The final action step -- recasting the role of the CEO -- was a bit unclear to me, but essentially, Nayar envisioned HCLT as a leaderless organization, as described in Brafman and Beckstrom's The Starfish and the Spider:
"Cut off the leg of a spider, and you have a seven-legged creature on your hands; cut off its head and you have a dead spider. But cut off the arm of a starfish and it will grow a new one. Not only that, but the severed arm can grow an entirely new body."Perhaps the best summary of the leadership model for which Nayar strives is this one, from the end of Chapter 5:
"The CEO can no longer be the one who scribbles strategy on a paper napkin over dinner. He or she cannot be the one who stands in front of a crowd to motivate it with fabulous oratory. The CEO will not be the one who thinks of the best and the brightest ideas.
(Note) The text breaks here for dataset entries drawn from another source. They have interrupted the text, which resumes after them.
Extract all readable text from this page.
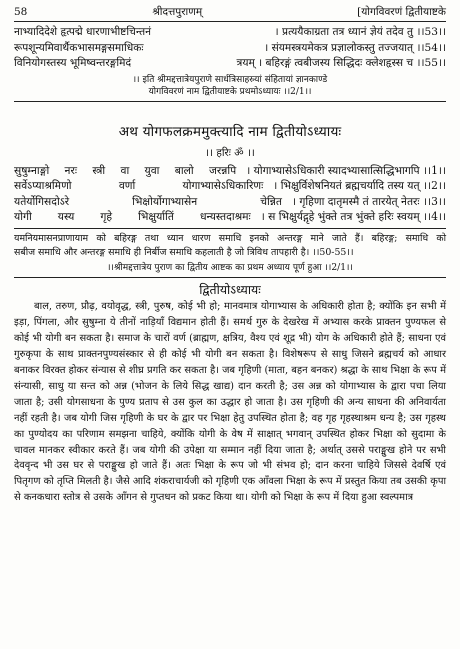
58	श्रीदत्तपुराणम्	[योगविवरणं द्वितीयाष्टके
नाभ्यादिदेशे हृत्पद्मे धारणाभीष्टचिन्तनं	। प्रत्ययैकाग्रता तत्र ध्यानं ज्ञेयं तदेव तु ।।53।।
रूपशून्यमिवार्थैकभासमङ्गसमाधिकः	। संयमस्त्रयमेकत्र प्रज्ञालोकस्तु तज्जयात् ।।54।।
विनियोगस्तस्य भूमिष्वन्तरङ्गमिदं	त्रयम् । बहिरङ्गं त्वबीजस्य सिद्धिदः क्लेशहृस्स च ।।55।।
।। इति श्रीमद्दत्तात्रेयपुराणे सार्धत्रिसाहस्र्यां संहितायां ज्ञानकाण्डे
योगविवरणं नाम द्वितीयाष्टके प्रथमोऽध्यायः ।।2/1।।
अथ योगफलक्रममुक्त्यादि नाम द्वितीयोऽध्यायः
।। हरिः ॐ ।।
सुषुम्नाङ्गो नरः स्त्री वा युवा बालो जरन्नपि । योगाभ्यासेऽधिकारी स्यादभ्यासात्सिद्धिभागपि ।।1।।
सर्वेऽप्याश्रमिणो वर्णा योगाभ्यासेऽधिकारिणः । भिक्षुर्विशेषनियतं ब्रह्मचर्यादि तस्य यत् ।।2।।
यतेर्योगिसदोऽरे भिक्षोर्योगाभ्यासेन चेन्नित । गृहिणा दातृमस्मै तं तारयेत् नेतरः ।।3।।
योगी यस्य गृहे भिक्षुर्यातिं धन्यस्तदाश्रमः । स भिक्षुर्यद्गृहे भुंक्ते तत्र भुंक्ते हरिः स्वयम् ।।4।।
यमनियमासनप्राणायाम को बहिरङ्ग तथा ध्यान धारण समाधि इनको अन्तरङ्ग माने जाते हैं। बहिरङ्ग; समाधि को
सबीज समाधि और अन्तरङ्ग समाधि ही निर्बीज समाधि कहलाती है जो त्रिविध तापहारी है। ।।50-55।।
।।श्रीमद्दत्तात्रेय पुराण का द्वितीय आष्टक का प्रथम अध्याय पूर्ण हुआ ।।2/1।।
द्वितीयोऽध्यायः

बाल, तरुण, प्रौढ़, वयोवृद्ध, स्त्री, पुरुष, कोई भी हो; मानवमात्र योगाभ्यास के अधिकारी होता है; क्योंकि इन सभी में इड़ा, पिंगला, और सुषुम्ना ये तीनों नाड़ियाँ विद्यमान होती हैं। समर्थ गुरु के देखरेख में अभ्यास करके प्राक्तन पुण्यफल से कोई भी योगी बन सकता है। समाज के चारों वर्ण (ब्राह्मण, क्षत्रिय, वैश्य एवं शूद्र भी) योग के अधिकारी होते हैं; साधना एवं गुरुकृपा के साथ प्राक्तनपुण्यसंस्कार से ही कोई भी योगी बन सकता है। विशेषरूप से साधु जिसने ब्रह्मचर्य को आधार बनाकर विरक्त होकर संन्यास से शीघ्र प्रगति कर सकता है। जब गृहिणी (माता, बहन बनकर) श्रद्धा के साथ भिक्षा के रूप में संन्यासी, साधु या सन्त को अन्न (भोजन के लिये सिद्ध खाद्य) दान करती है; उस अन्न को योगाभ्यास के द्वारा पचा लिया जाता है; उसी योगसाधना के पुण्य प्रताप से उस कुल का उद्धार हो जाता है। उस गृहिणी की अन्य साधना की अनिवार्यता नहीं रहती है। जब योगी जिस गृहिणी के घर के द्वार पर भिक्षा हेतु उपस्थित होता है; वह गृह गृहस्थाश्रम धन्य है; उस गृहस्थ का पुण्योदय का परिणाम समझना चाहिये, क्योंकि योगी के वेष में साक्षात् भगवान् उपस्थित होकर भिक्षा को सुदामा के चावल मानकर स्वीकार करते हैं। जब योगी की उपेक्षा या सम्मान नहीं दिया जाता है; अर्थात् उससे पराङ्मुख होने पर सभी देववृन्द भी उस घर से पराङ्मुख हो जाते हैं। अतः भिक्षा के रूप जो भी संभव हो; दान करना चाहिये जिससे देवर्षि एवं पितृगण को तृप्ति मिलती है। जैसे आदि शंकराचार्यजी को गृहिणी एक आँवला भिक्षा के रूप में प्रस्तुत किया तब उसकी कृपा से कनकधारा स्तोत्र से उसके आँगन से गुप्तधन को प्रकट किया था। योगी को भिक्षा के रूप में दिया हुआ स्वल्पमात्र
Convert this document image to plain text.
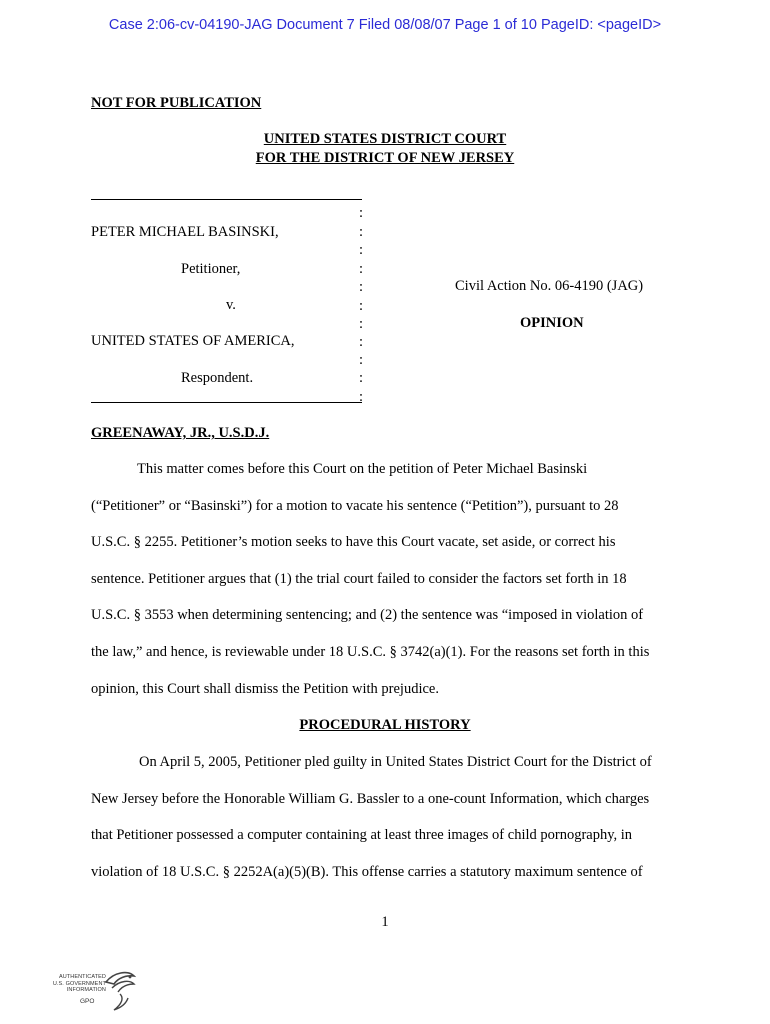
Case 2:06-cv-04190-JAG Document 7 Filed 08/08/07 Page 1 of 10 PageID: <pageID>
NOT FOR PUBLICATION
UNITED STATES DISTRICT COURT
FOR THE DISTRICT OF NEW JERSEY
:
:
:
:
:
:
:
:
:
:
:
PETER MICHAEL BASINSKI,
Petitioner,
v.
UNITED STATES OF AMERICA,
Respondent.
Civil Action No. 06-4190 (JAG)
OPINION
GREENAWAY, JR., U.S.D.J.
This matter comes before this Court on the petition of Peter Michael Basinski
(“Petitioner” or “Basinski”) for a motion to vacate his sentence (“Petition”), pursuant to 28
U.S.C. § 2255. Petitioner’s motion seeks to have this Court vacate, set aside, or correct his
sentence. Petitioner argues that (1) the trial court failed to consider the factors set forth in 18
U.S.C. § 3553 when determining sentencing; and (2) the sentence was “imposed in violation of
the law,” and hence, is reviewable under 18 U.S.C. § 3742(a)(1). For the reasons set forth in this
opinion, this Court shall dismiss the Petition with prejudice.
PROCEDURAL HISTORY
On April 5, 2005, Petitioner pled guilty in United States District Court for the District of
New Jersey before the Honorable William G. Bassler to a one-count Information, which charges
that Petitioner possessed a computer containing at least three images of child pornography, in
violation of 18 U.S.C. § 2252A(a)(5)(B). This offense carries a statutory maximum sentence of
1
AUTHENTICATED
U.S. GOVERNMENT
INFORMATION
GPO
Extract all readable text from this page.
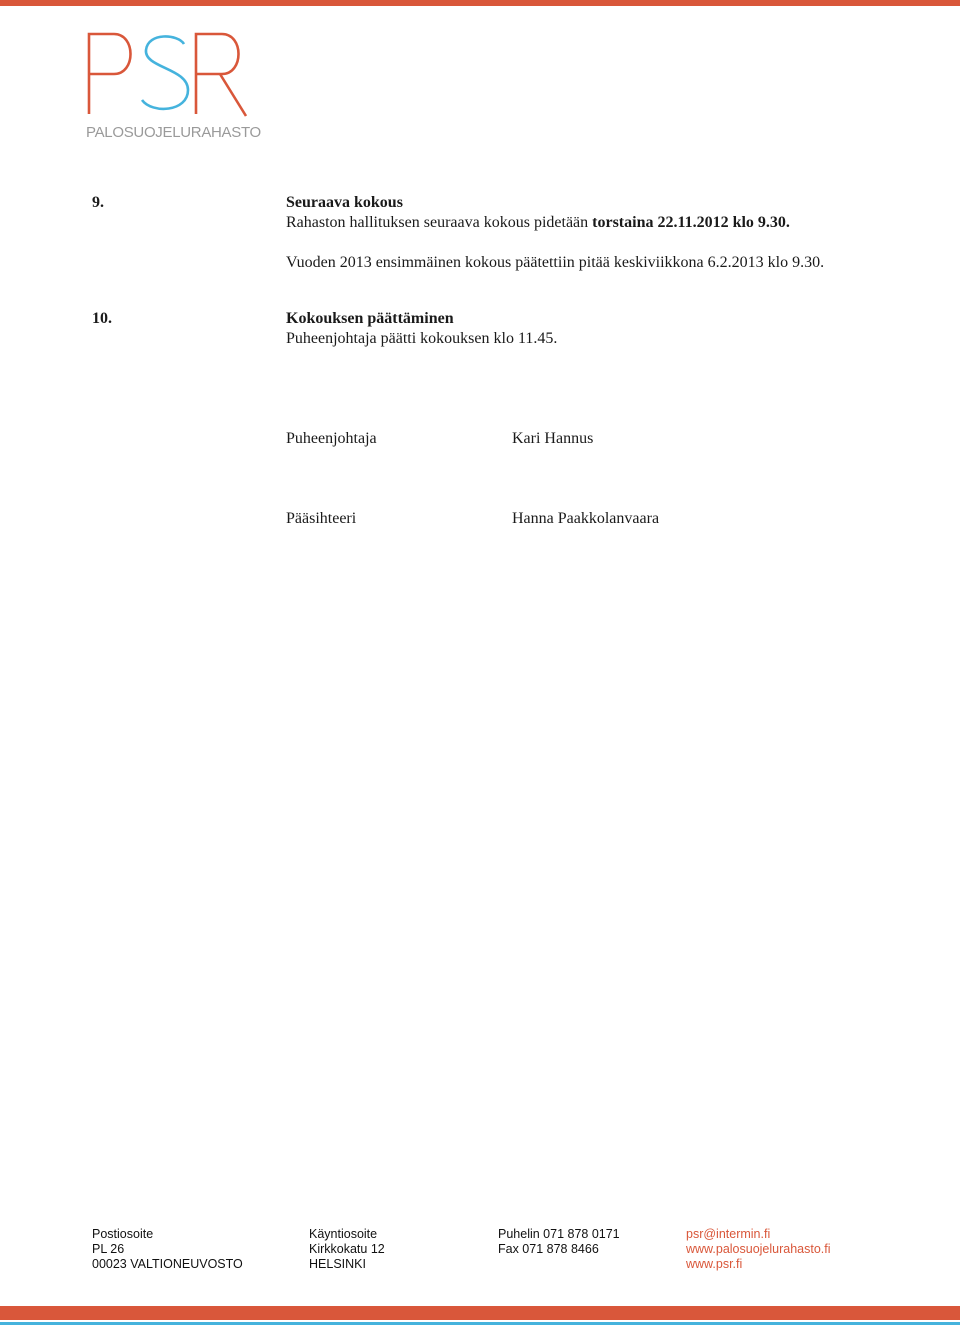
PALOSUOJELURAHASTO
9.	Seuraava kokous
Rahaston hallituksen seuraava kokous pidetään torstaina 22.11.2012 klo 9.30.
Vuoden 2013 ensimmäinen kokous päätettiin pitää keskiviikkona 6.2.2013 klo 9.30.
10.	Kokouksen päättäminen
Puheenjohtaja päätti kokouksen klo 11.45.
Puheenjohtaja	Kari Hannus
Pääsihteeri	Hanna Paakkolanvaara
Postiosoite
PL 26
00023 VALTIONEUVOSTO
Käyntiosoite
Kirkkokatu 12
HELSINKI
Puhelin 071 878 0171
Fax 071 878 8466
psr@intermin.fi
www.palosuojelurahasto.fi
www.psr.fi
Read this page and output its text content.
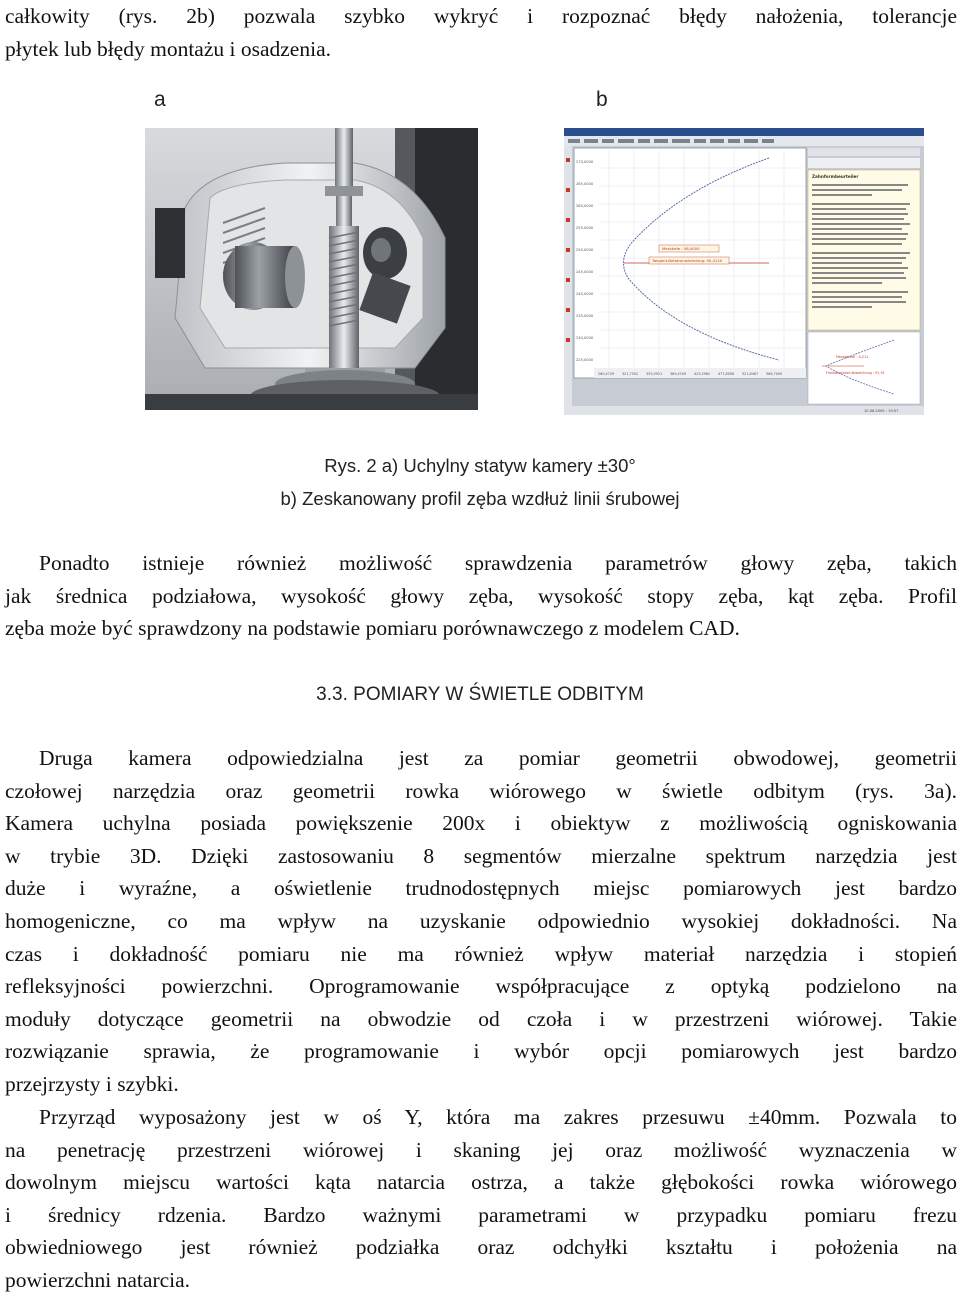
całkowity (rys. 2b) pozwala szybko wykryć i rozpoznać błędy nałożenia, tolerancje
płytek lub błędy montażu i osadzenia.
a	b
270,0000
265,0000
260,0000
255,0000
250,0000
245,0000
240,0000
235,0000
230,0000
225,0000
260,4729 321,7502 355,9921 389,4109 425,5962 477,8008 521,6467 566,7000
Messtiefe : 58,0000
Tangent-Betatronwinkelung: 90,4120
Zahnformbeurteiler
Messwinkel : 4,211
Flankenwinkel-Abweichung : 91,91
10.06.2009 : 19:57
Rys. 2 a) Uchylny statyw kamery ±30°
b) Zeskanowany profil zęba wzdłuż linii śrubowej
Ponadto istnieje również możliwość sprawdzenia parametrów głowy zęba, takich
jak średnica podziałowa, wysokość głowy zęba, wysokość stopy zęba, kąt zęba. Profil
zęba może być sprawdzony na podstawie pomiaru porównawczego z modelem CAD.
3.3. POMIARY W ŚWIETLE ODBITYM
Druga kamera odpowiedzialna jest za pomiar geometrii obwodowej, geometrii
czołowej narzędzia oraz geometrii rowka wiórowego w świetle odbitym (rys. 3a).
Kamera uchylna posiada powiększenie 200x i obiektyw z możliwością ogniskowania
w trybie 3D. Dzięki zastosowaniu 8 segmentów mierzalne spektrum narzędzia jest
duże i wyraźne, a oświetlenie trudnodostępnych miejsc pomiarowych jest bardzo
homogeniczne, co ma wpływ na uzyskanie odpowiednio wysokiej dokładności. Na
czas i dokładność pomiaru nie ma również wpływ materiał narzędzia i stopień
refleksyjności powierzchni. Oprogramowanie współpracujące z optyką podzielono na
moduły dotyczące geometrii na obwodzie od czoła i w przestrzeni wiórowej. Takie
rozwiązanie sprawia, że programowanie i wybór opcji pomiarowych jest bardzo
przejrzysty i szybki.
Przyrząd wyposażony jest w oś Y, która ma zakres przesuwu ±40mm. Pozwala to
na penetrację przestrzeni wiórowej i skaning jej oraz możliwość wyznaczenia w
dowolnym miejscu wartości kąta natarcia ostrza, a także głębokości rowka wiórowego
i średnicy rdzenia. Bardzo ważnymi parametrami w przypadku pomiaru frezu
obwiedniowego jest również podziałka oraz odchyłki kształtu i położenia na
powierzchni natarcia.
The role of the CEO is to enable people to excel, help them discover their own wisdom, engage themselves entirely in their work, and accept responsibility for making change."The book's final chapter addresses some of the more common objections one might have to the EFCS philosophy; namely, that it won't work when times are hard and isn't necessary when times are good; that customers won't see any value as a result; that large-scale changes are needed; or that EFCS has no impact on the company's bottom line. (Needless to say, he suggests that all 5 comments are untrue.)
If it's not already obvious, I really enjoyed this book; it was a quick, easy read with a lot to chew on for a manager or aspiring manager of pretty much any organization.